BREST
REPORTAGE
Une structure innovante, le Centre de simulation en santé de Brest, interroge les soignants sur leurs pratiques dans un climat à la fois studieux et ludique. Tous les professionnels de santé peuvent profiter de ses installations et de l’expertise pédagogique des animateurs.
Les locaux ne paient pas de mine, mais ils semblent laisser de durables souvenirs à ceux qui y passent, le temps d’une formation ad hoc. Le Centre de simulation en santé de Brest est situé au premier étage de la faculté de médecine et des sciences de la santé de l’université de Bretagne occidentale. Inauguré en juin dernier, ce Cesim est l’un des rares en France à vocation pluriprofessionnelle. Et qui plus est, lové au cœur d’une université. Tous les professionnels de santé (médecins, infirmières, mais aussi aides-soignantes, sages-femmes, pompiers, ambulanciers…) peuvent profiter de ses installations et de l’expertise pédagogique de ses concepteurs et animateurs. Au premier rang desquels le Dr Morgan Jaffrelot. Médecin urgentiste au CHU de Brest, il est à l’origine de la création d’un DU de formation par la simulation, qui a offert au Cesim ses premiers formateurs. Si plus de 200 personnes y avaient déjà suivi une formation, c’est à une session un peu particulière que nous avons assisté les 23 et 24 septembre puisque, pour la première fois, était testée une formation biprofessionnelle infirmière et aide-soignante. Ce matin, trois IDE et autant d’AS des urgences du CHU de Brest arrivent au Cesim vers 9 heures, ponctuels, et quelque peu intimidés. « Il est rarissime d’avoir si peu de stagiaires avec autant d’encadrants, profitez-en ! », lance, tout de go, le Dr Jaffrelot. Une allusion aux deux autres formateurs présents : Yolande Floch, médecin urgentiste à Saint-Brieuc, et Yvon Croguennec, Iade exerçant au Cesu de Brest.

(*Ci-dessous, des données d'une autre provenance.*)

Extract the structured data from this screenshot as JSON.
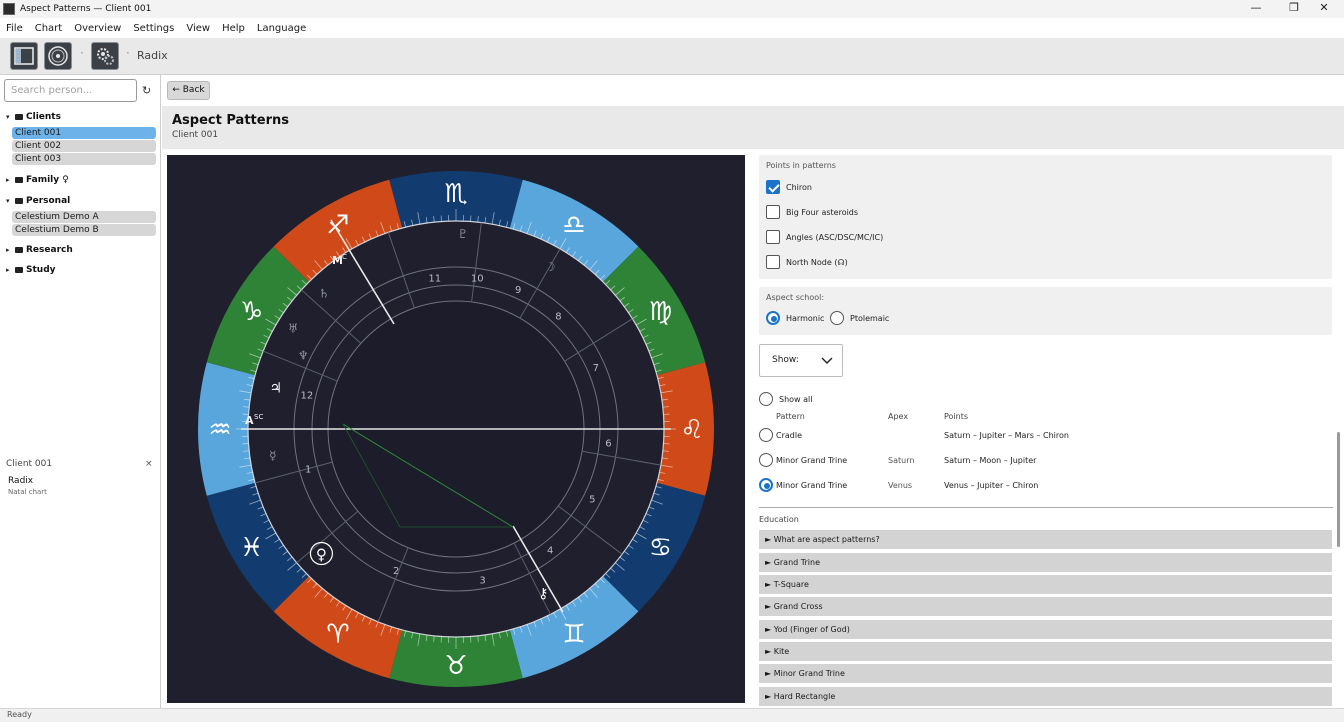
{
  "window": {
    "title": "Aspect Patterns — Client 001",
    "minimize": "—",
    "maximize": "❐",
    "close": "✕"
  },
  "menu": [
    "File",
    "Chart",
    "Overview",
    "Settings",
    "View",
    "Help",
    "Language"
  ],
  "toolbar": {
    "separator": "·",
    "current_view": "Radix"
  },
  "sidebar": {
    "search_placeholder": "Search person...",
    "refresh_icon": "↻",
    "groups": [
      {
        "name": "Clients",
        "expanded": true,
        "items": [
          "Client 001",
          "Client 002",
          "Client 003"
        ],
        "selected": "Client 001"
      },
      {
        "name": "Family ♀",
        "expanded": false
      },
      {
        "name": "Personal",
        "expanded": true,
        "items": [
          "Celestium Demo A",
          "Celestium Demo B"
        ]
      },
      {
        "name": "Research",
        "expanded": false
      },
      {
        "name": "Study",
        "expanded": false
      }
    ],
    "expanded_arrow": "▾",
    "collapsed_arrow": "▸",
    "subpanel": {
      "client": "Client 001",
      "close": "×",
      "chart_name": "Radix",
      "chart_type": "Natal chart"
    }
  },
  "header": {
    "back": "← Back",
    "title": "Aspect Patterns",
    "subtitle": "Client 001"
  },
  "chart": {
    "angle_labels": {
      "mc": "M",
      "mc_sup": "C",
      "asc": "A",
      "asc_sup": "SC"
    },
    "house_numbers": [
      "1",
      "2",
      "3",
      "4",
      "5",
      "6",
      "7",
      "8",
      "9",
      "10",
      "11",
      "12"
    ],
    "big_glyphs": [
      "♏",
      "♎",
      "♍",
      "♌",
      "♋",
      "♊",
      "♉",
      "♈",
      "♓",
      "♒",
      "♑",
      "♐"
    ],
    "planet_glyphs": [
      "♃",
      "♀",
      "⚷",
      "♄",
      "☽",
      "♅",
      "♆",
      "♇",
      "☿"
    ],
    "retro": "R"
  },
  "right": {
    "points_in_patterns": {
      "label": "Points in patterns",
      "options": [
        {
          "label": "Chiron",
          "checked": true
        },
        {
          "label": "Big Four asteroids",
          "checked": false
        },
        {
          "label": "Angles (ASC/DSC/MC/IC)",
          "checked": false
        },
        {
          "label": "North Node (☊)",
          "checked": false
        }
      ]
    },
    "aspect_school": {
      "label": "Aspect school:",
      "options": [
        "Harmonic",
        "Ptolemaic"
      ],
      "selected": "Harmonic"
    },
    "show": {
      "label": "Show:"
    },
    "show_all": "Show all",
    "columns": [
      "Pattern",
      "Apex",
      "Points"
    ],
    "patterns": [
      {
        "pattern": "Cradle",
        "apex": "",
        "points": "Saturn – Jupiter – Mars – Chiron",
        "selected": false
      },
      {
        "pattern": "Minor Grand Trine",
        "apex": "Saturn",
        "points": "Saturn – Moon – Jupiter",
        "selected": false
      },
      {
        "pattern": "Minor Grand Trine",
        "apex": "Venus",
        "points": "Venus – Jupiter – Chiron",
        "selected": true
      }
    ],
    "education_label": "Education",
    "education_items": [
      "► What are aspect patterns?",
      "► Grand Trine",
      "► T-Square",
      "► Grand Cross",
      "► Yod (Finger of God)",
      "► Kite",
      "► Minor Grand Trine",
      "► Hard Rectangle"
    ]
  },
  "status": "Ready"
}
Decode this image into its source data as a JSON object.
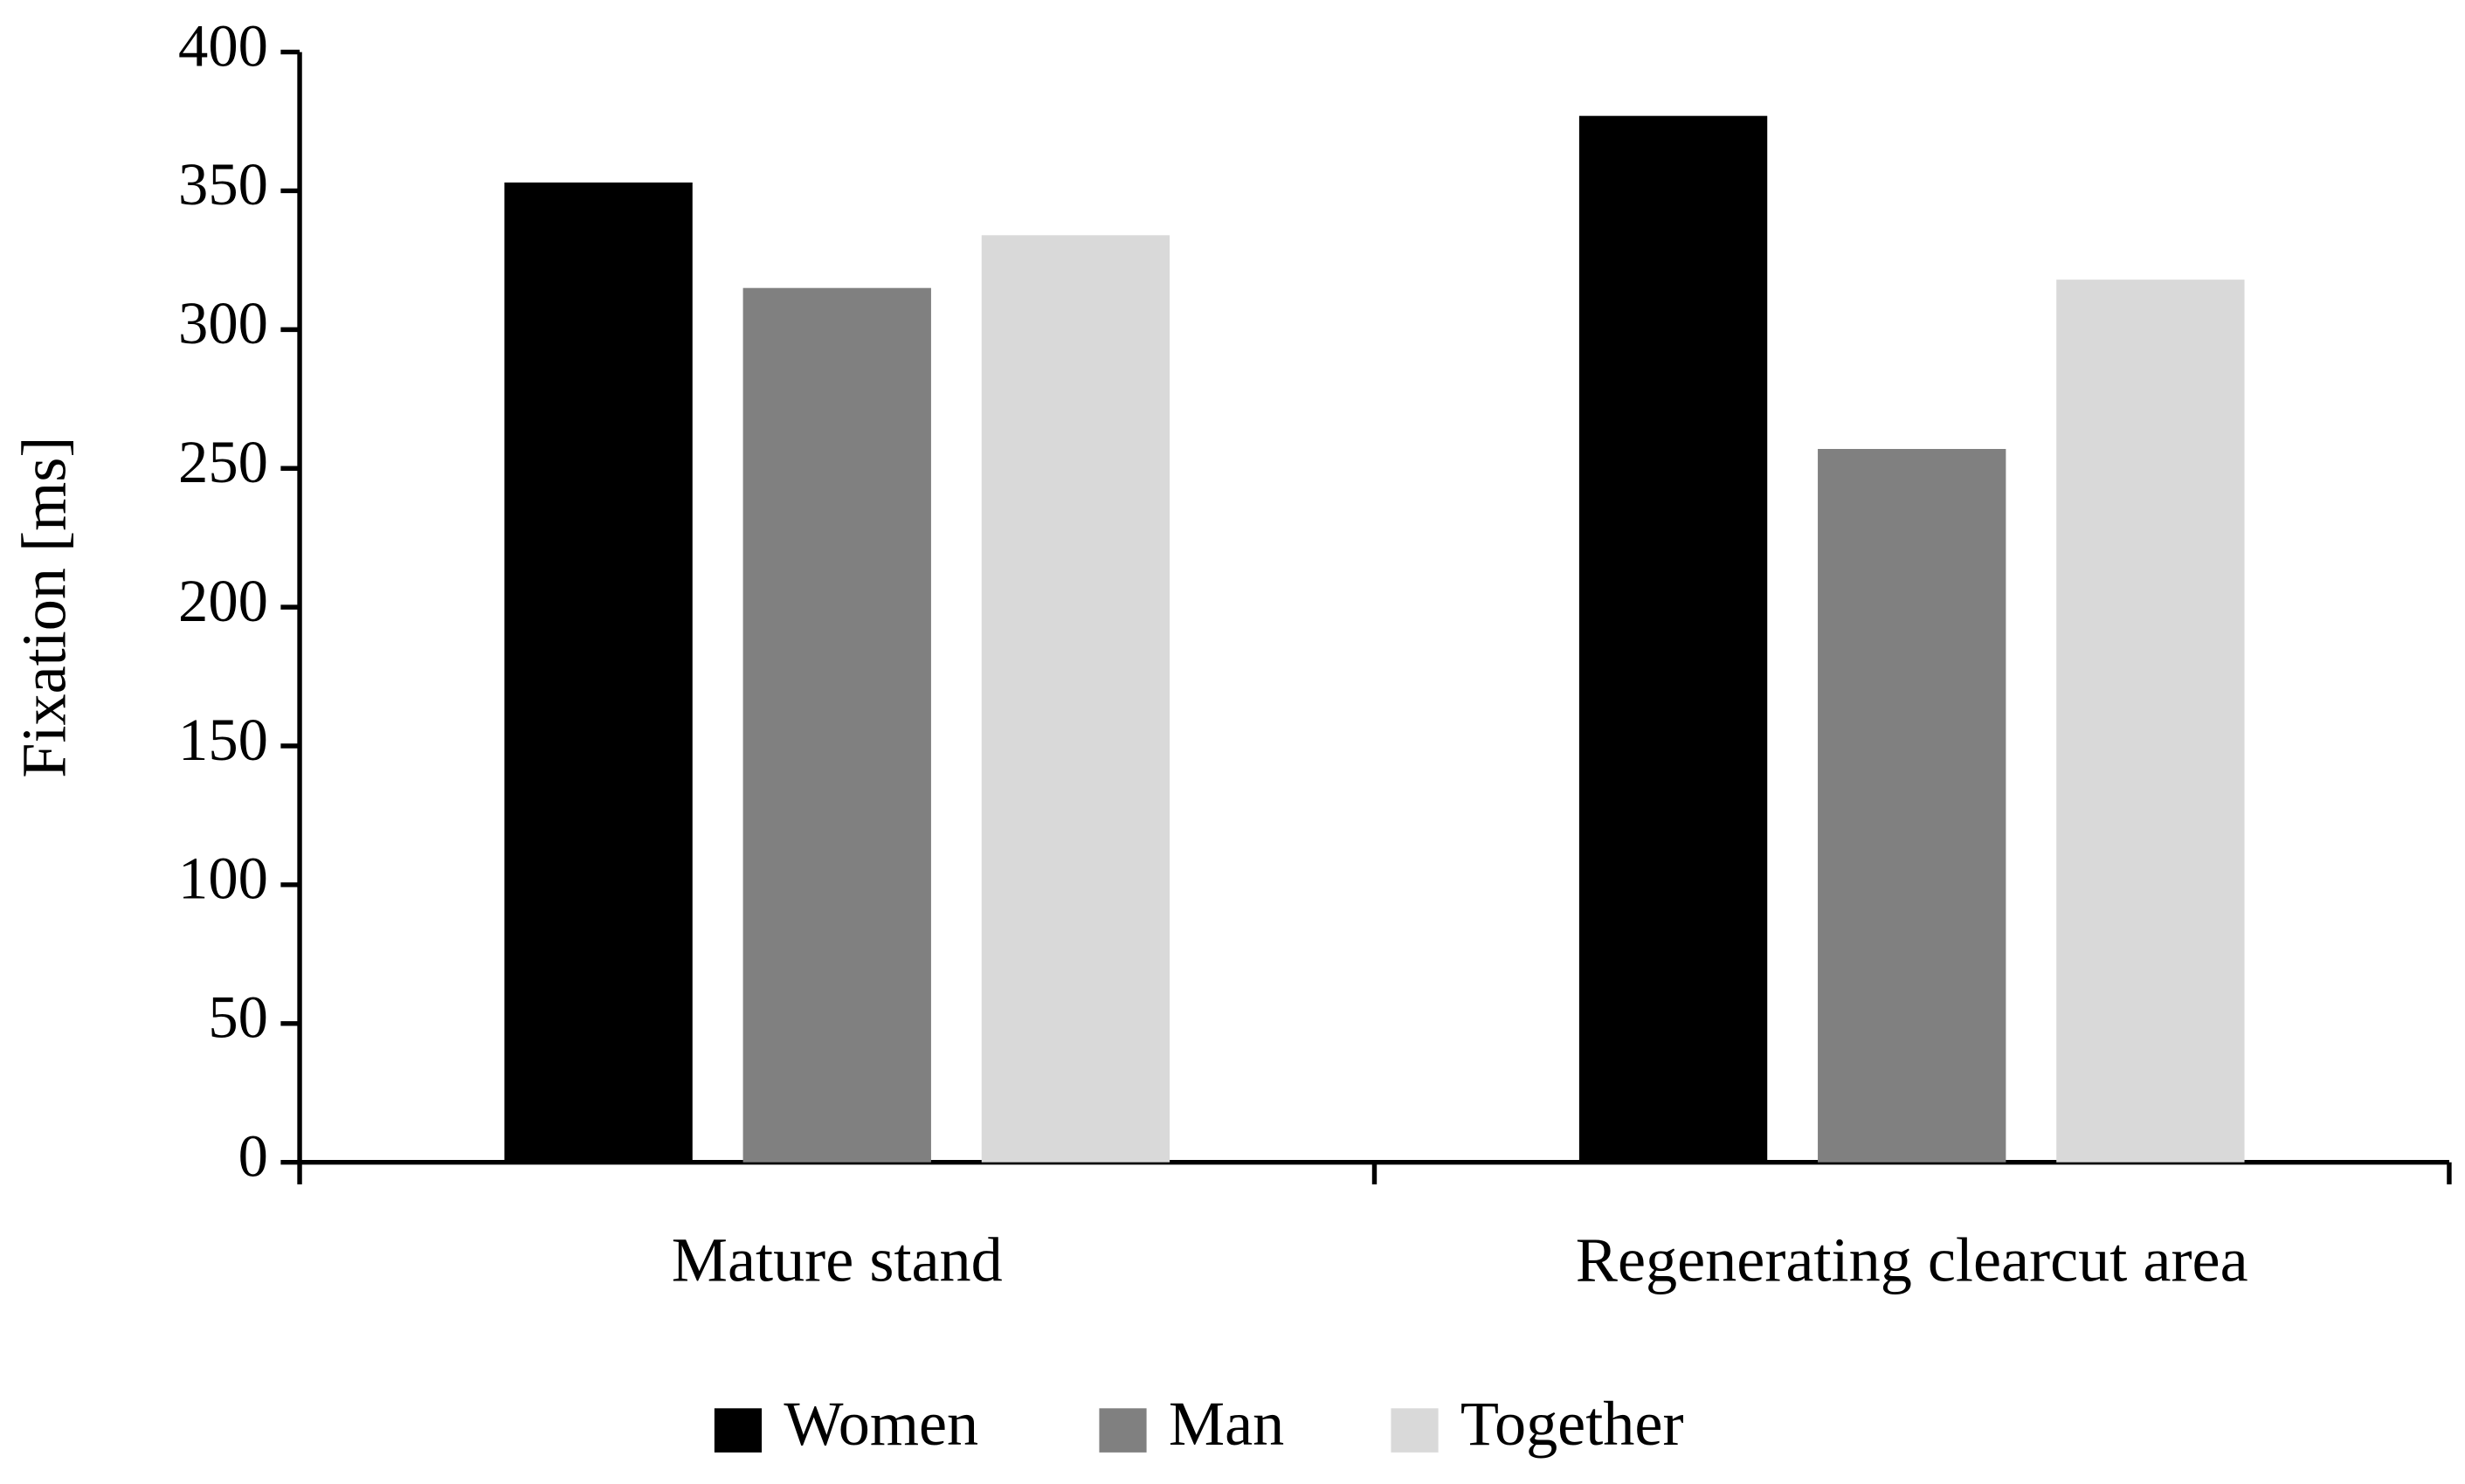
{
  "chart_data": {
    "type": "bar",
    "categories": [
      "Mature stand",
      "Regenerating clearcut area"
    ],
    "series": [
      {
        "name": "Women",
        "color": "#000000",
        "values": [
          353,
          377
        ]
      },
      {
        "name": "Man",
        "color": "#808080",
        "values": [
          315,
          257
        ]
      },
      {
        "name": "Together",
        "color": "#d9d9d9",
        "values": [
          334,
          318
        ]
      }
    ],
    "y_label": "Fixation [ms]",
    "ylim": [
      0,
      400
    ],
    "yticks": [
      0,
      50,
      100,
      150,
      200,
      250,
      300,
      350,
      400
    ],
    "grid": false,
    "legend": "bottom"
  }
}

« On n’est pas là pour se juger les uns les autres, mais pour s’entraîner à trouver des solutions aux problèmes que l’on peut rencontrer en situation d’urgence », explique d’emblée Morgan Jaffrelot pour détendre l’atmosphère et rassurer les soignants, que leurs cadres ont inscrits d’office à ce module de deux jours sur le déchoquage aux urgences. Aucune certification ne viendra sanctionner la formation, précise-t-il : « Ce qu’on va faire ici ne remplacera jamais la vraie vie, ce n’est pas parce que vous aurez l’impression d’avoir raté en simulation que vous raterez dans la réalité, ni l’inverse. »
Sur deux jours, se succéderont sept situations de simulation plutôt courtes (dix à quinze minutes) suivies de longs debriefings (une heure environ) propices à une intense réflexion sur les pratiques, les réflexes, les habitudes, le tout ponctué de révisions théoriques en lien avec les cas simulés. Un programme très dense, mais que la méthode pédagogique contribue à rendre digeste et à fixer dans les mémoires.
Le lieu s’articule autour de deux pièces séparées par un miroir sans tain. D’un côté, une salle de réunion avec une grande table entourée de chaises face à un grand écran divisé en quatre et un tableau de commandes pourvu d’ordinateurs, de micros et d’un téléphone. De l’autre, la salle de simulation reconstituant l’espace de déchoquage d’un hôpital avec lit, perche, scope, chariot d’urgence équipé et placards pourvus de tout le matériel nécessaire. Trois caméras fixées en hauteur, dont les images sont retransmises en direct sur l’écran de la salle d’à côté, ainsi que des micros dissimulés dans les murs, permettent aux personnes qui sont dans la salle de debriefing de ne pas perdre une miette des gestes et interactions verbales des soignants qui se prêtent à l’exercice de simulation. Même les indications du scope, branché sur un mannequin SimMan 3G figurant le patient, sont retransmises en direct sur l’écran. À chaque simulation, un binôme infirmière-aide-soignante œuvre sous le regard attentif des autres stagiaires et des formateurs, dont la prise de notes alimentera le debriefing.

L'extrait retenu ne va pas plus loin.